Families account for a sizeable share of Room’s business, and the outlet has three separate kids menus: a ‘cheeky monkey’ lunch box, which includes a sandwich, juice and a Milky Way; a build your own pizza menu, where children can pick their own toppings; and an a la carte kids menu.
However, McDonald said it’s important to remember to appeal to more than a family’s youngest members – to provide the best experience for the family as a whole, a menu should have something for all generations.
Ensuring that kid’s meals are healthy and nutritious has also become a greater concern in recent years, as well as a major focus for the Scottish Government-funded Healthy Living Award.
Barbara McDougall, development officer for Consumer Focus Scotland, the organisation responsible for administering the Healthy Living Award, said that all too often kids menus cover the usual suspects without offering anything different.
“It doesn’t need to be that way, and a growing number of family eateries are finding that putting healthier options on the childrens menu is going down very well with their young customers, and is popular with parents too,” said McDougall.

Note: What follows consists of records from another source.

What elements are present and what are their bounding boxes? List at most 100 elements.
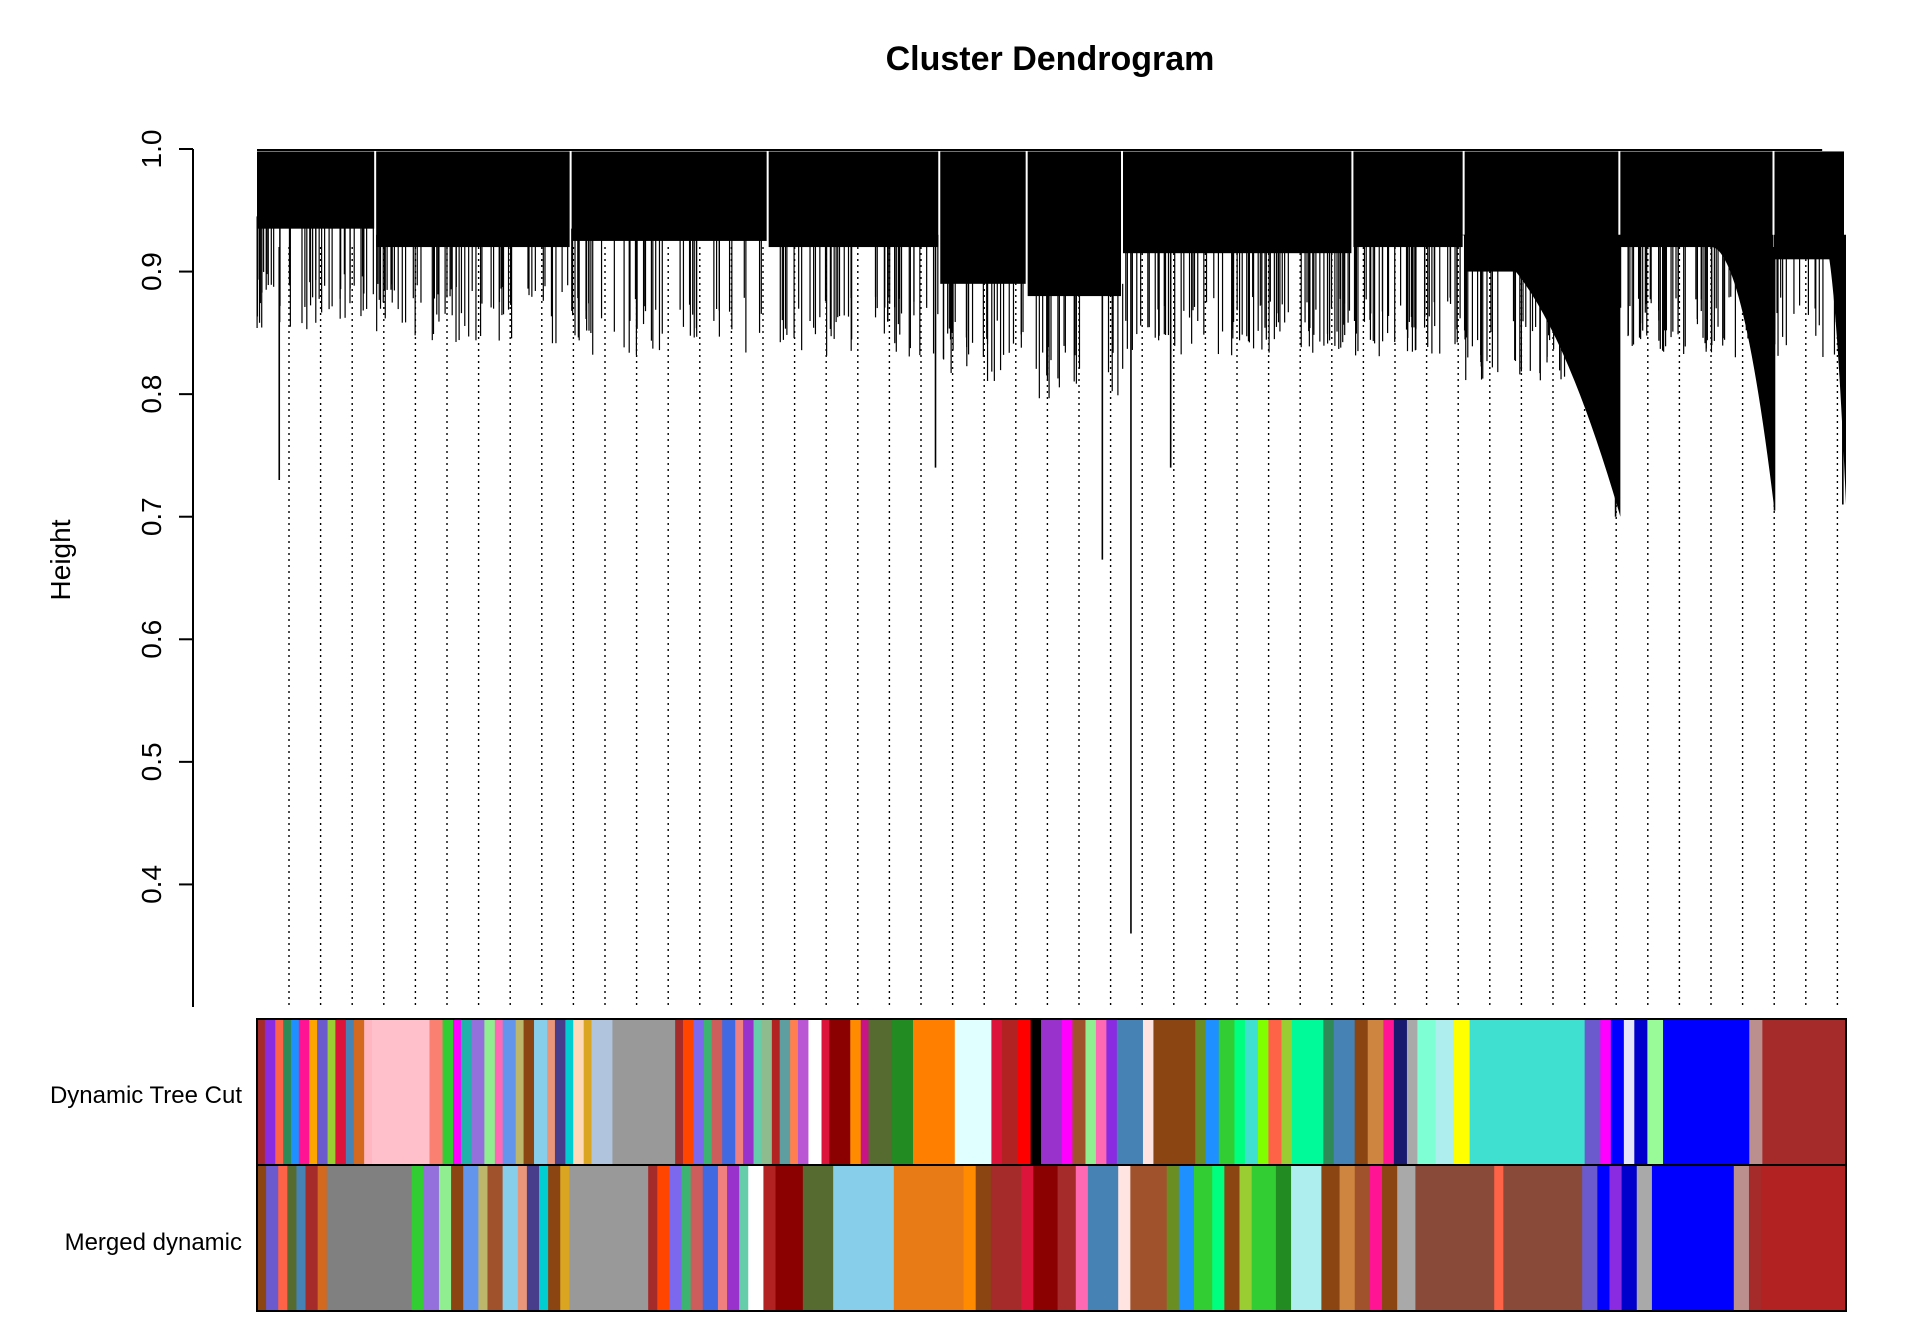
- color-segment: [1194, 1165, 1213, 1311]
- color-segment: [693, 1019, 705, 1165]
- color-segment: [1166, 1165, 1180, 1311]
- y-tick-label: 0.9: [136, 252, 167, 291]
- color-segment: [442, 1019, 454, 1165]
- color-segment: [1749, 1019, 1763, 1165]
- color-segment: [743, 1019, 755, 1165]
- color-segment: [833, 1165, 895, 1311]
- color-segment: [1030, 1019, 1042, 1165]
- row-label-merged-dynamic: Merged dynamic: [65, 1229, 242, 1256]
- color-row: [256, 1018, 1847, 1166]
- color-segment: [1251, 1165, 1277, 1311]
- color-segment: [1762, 1019, 1847, 1165]
- color-segment: [460, 1019, 472, 1165]
- y-axis-ticks: 0.4 0.5 0.6 0.7 0.8 0.9 1.0: [136, 130, 193, 904]
- color-segment: [1354, 1165, 1371, 1311]
- color-segment: [802, 1165, 834, 1311]
- color-segment: [1748, 1165, 1762, 1311]
- color-segment: [1382, 1165, 1398, 1311]
- color-segment: [487, 1165, 504, 1311]
- color-segment: [539, 1165, 549, 1311]
- color-segment: [829, 1019, 851, 1165]
- y-tick-label: 0.7: [136, 497, 167, 536]
- color-segment: [1205, 1019, 1220, 1165]
- color-segment: [554, 1019, 566, 1165]
- color-segment: [317, 1165, 328, 1311]
- color-segment: [335, 1019, 347, 1165]
- color-segment: [1224, 1165, 1241, 1311]
- branch-cluster: [1620, 151, 1773, 248]
- color-segment: [453, 1019, 462, 1165]
- color-segment: [1623, 1019, 1635, 1165]
- color-segment: [423, 1165, 440, 1311]
- color-segment: [1291, 1019, 1324, 1165]
- color-segment: [1369, 1165, 1383, 1311]
- color-segment: [612, 1019, 676, 1165]
- color-segment: [1453, 1019, 1471, 1165]
- color-segment: [523, 1019, 535, 1165]
- color-segment: [257, 1019, 266, 1165]
- color-segment: [264, 1019, 276, 1165]
- color-segment: [1610, 1019, 1625, 1165]
- color-segment: [517, 1165, 528, 1311]
- color-segment: [1001, 1019, 1019, 1165]
- color-segment: [1621, 1165, 1638, 1311]
- color-segment: [1085, 1019, 1097, 1165]
- color-segment: [583, 1019, 593, 1165]
- color-segment: [681, 1165, 692, 1311]
- color-segment: [502, 1019, 517, 1165]
- color-segment: [526, 1165, 540, 1311]
- color-segment: [808, 1019, 823, 1165]
- color-segment: [1323, 1019, 1335, 1165]
- color-segment: [1600, 1019, 1612, 1165]
- color-segment: [739, 1165, 749, 1311]
- color-segment: [429, 1019, 444, 1165]
- leaf-guide-lines: [288, 247, 1839, 1007]
- branch-cluster: [257, 151, 375, 229]
- color-segment: [1033, 1165, 1059, 1311]
- color-segment: [1321, 1165, 1341, 1311]
- y-axis-label: Height: [45, 519, 76, 600]
- color-segment: [1212, 1165, 1225, 1311]
- y-tick-label: 0.5: [136, 742, 167, 781]
- branch-cluster: [768, 151, 939, 248]
- color-segment: [438, 1165, 452, 1311]
- color-segment: [257, 1165, 267, 1311]
- color-segment: [1142, 1019, 1155, 1165]
- color-segment: [790, 1019, 799, 1165]
- color-segment: [1234, 1019, 1246, 1165]
- color-segment: [1339, 1165, 1356, 1311]
- color-segment: [648, 1165, 658, 1311]
- color-segment: [266, 1165, 279, 1311]
- y-tick-label: 0.4: [136, 865, 167, 904]
- color-segment: [850, 1019, 862, 1165]
- color-segment: [690, 1165, 704, 1311]
- color-segment: [1072, 1019, 1087, 1165]
- color-segment: [669, 1165, 683, 1311]
- dendrogram-branches: [257, 149, 1846, 517]
- color-segment: [298, 1019, 310, 1165]
- color-segment: [1663, 1019, 1750, 1165]
- color-segment: [1609, 1165, 1623, 1311]
- color-segment: [345, 1019, 355, 1165]
- color-segment: [275, 1019, 284, 1165]
- color-segment: [717, 1165, 728, 1311]
- color-segment: [990, 1165, 1022, 1311]
- branch-cluster: [1027, 151, 1122, 297]
- color-segment: [1239, 1165, 1253, 1311]
- branch-cluster: [1353, 151, 1463, 248]
- color-segment: [771, 1019, 781, 1165]
- color-segment: [548, 1165, 561, 1311]
- color-segment: [287, 1165, 298, 1311]
- color-segment: [1017, 1019, 1032, 1165]
- color-segment: [860, 1019, 870, 1165]
- color-segment: [591, 1019, 614, 1165]
- color-segment: [1415, 1165, 1495, 1311]
- color-segment: [868, 1019, 893, 1165]
- color-segment: [1268, 1019, 1283, 1165]
- color-segment: [1275, 1165, 1292, 1311]
- color-segment: [283, 1019, 292, 1165]
- color-segment: [797, 1019, 810, 1165]
- color-segment: [1393, 1019, 1408, 1165]
- color-segment: [1354, 1019, 1369, 1165]
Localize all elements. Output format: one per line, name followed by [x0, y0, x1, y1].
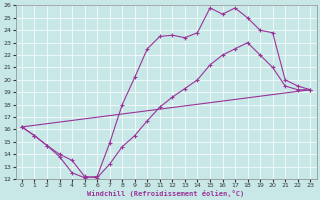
X-axis label: Windchill (Refroidissement éolien,°C): Windchill (Refroidissement éolien,°C) — [87, 190, 245, 197]
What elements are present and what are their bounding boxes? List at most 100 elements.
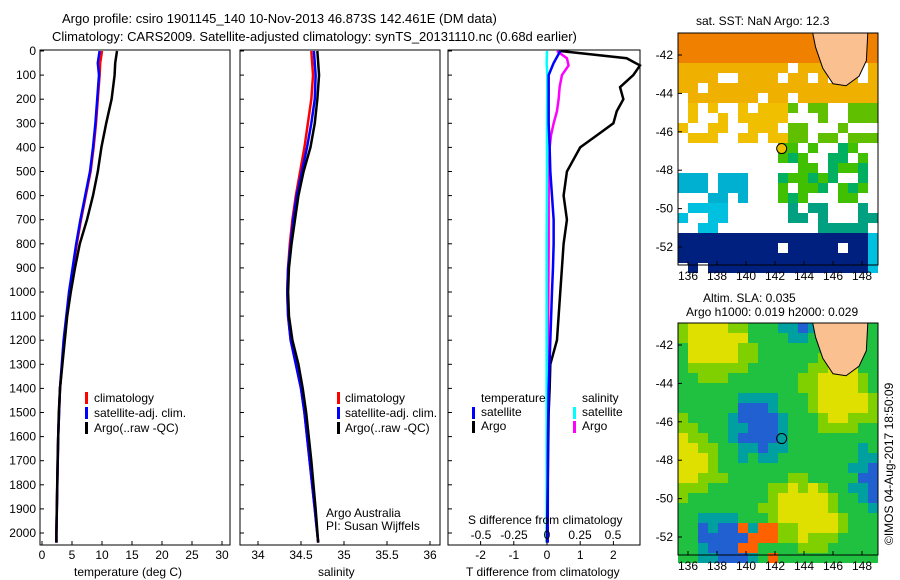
map-cell <box>778 213 788 223</box>
map-cell <box>788 443 798 453</box>
map-cell <box>698 353 708 363</box>
x-tick-label: 10 <box>95 548 109 562</box>
map-cell <box>698 213 708 223</box>
map-x-tick-label: 138 <box>707 559 727 573</box>
map-cell <box>728 103 738 113</box>
map-cell <box>788 193 798 203</box>
map-cell <box>728 403 738 413</box>
map-cell <box>738 543 748 553</box>
map-cell <box>688 193 698 203</box>
map-cell <box>718 83 728 93</box>
map-cell <box>728 363 738 373</box>
map-cell <box>758 183 768 193</box>
map-cell <box>808 153 818 163</box>
map-cell <box>808 193 818 203</box>
map-cell <box>728 393 738 403</box>
map-cell <box>778 133 788 143</box>
map-cell <box>838 193 848 203</box>
map-cell <box>678 233 688 243</box>
map-cell <box>708 363 718 373</box>
map-cell <box>718 403 728 413</box>
salinity-xlabel: salinity <box>318 565 355 579</box>
map-cell <box>798 473 808 483</box>
map-cell <box>718 183 728 193</box>
map-cell <box>778 373 788 383</box>
map-cell <box>858 513 868 523</box>
map-cell <box>748 343 758 353</box>
map-cell <box>708 93 718 103</box>
map-cell <box>758 513 768 523</box>
map-cell <box>758 503 768 513</box>
map-cell <box>728 93 738 103</box>
map-cell <box>868 503 878 513</box>
map-cell <box>778 103 788 113</box>
map-cell <box>678 523 688 533</box>
map-cell <box>718 133 728 143</box>
map-cell <box>678 333 688 343</box>
map-cell <box>798 53 808 63</box>
map-cell <box>838 93 848 103</box>
map-cell <box>758 193 768 203</box>
map-cell <box>748 123 758 133</box>
y-tick-label: 100 <box>16 68 36 82</box>
map-cell <box>808 93 818 103</box>
map-cell <box>838 373 848 383</box>
map-x-tick-label: 146 <box>823 269 843 283</box>
map-cell <box>708 253 718 263</box>
x2-tick-label: 0 <box>544 528 551 542</box>
map-cell <box>698 83 708 93</box>
legend-swatch-s-argo <box>573 421 576 433</box>
map-cell <box>678 83 688 93</box>
map-cell <box>838 413 848 423</box>
map-cell <box>808 523 818 533</box>
map-cell <box>828 493 838 503</box>
map-cell <box>808 433 818 443</box>
map-cell <box>678 423 688 433</box>
map-cell <box>678 103 688 113</box>
map-cell <box>778 153 788 163</box>
legend-heading-temperature: temperature <box>481 391 546 405</box>
y-tick-label: 1500 <box>9 406 36 420</box>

The importance of healthy dishes doesn’t seem to be lost on the trade.
Matt Johansson, food and beverage manager at Glasgow’s Mussel Inn, told SLTN the restaurant’s signature seafood dishes are ideal for families looking for healthy options. Rather than publishing a set children’s menu, half portions of items on the a la carte menu are offered.
“Catering for families comes easy to us because not only is seafood so reasonably priced, it’s one of the healthiest foods available,” he said.
Seafood has also proved to be a surprise hit with younger customers at the Waterside Bistro in Haddington.
Like the Mussel Inn, the Waterside offers kids smaller portions of dishes on the main menu, and co-owner Vikki Cope said younger diners are more open-minded than you might expect.
The Waterside Bistro also provides kids with colouring books and arts and crafts materials, as well as access to a dedicated toy cupboard, to keep them amused while their parents eat.
“It’s nice because if the kids are busy parents can relax and enjoy their meal, which is important,” Cope said.
Involvement with the local community is also crucial for outlets appealing to families, Cope added, a sentiment echoed by McDonald in Largs.
“I’m involved in a lot of community stuff,” he said.
“I run all the school football competitions at primary level, I run various football teams.
“You’ve got to put yourself out there and do a wee bit as well.”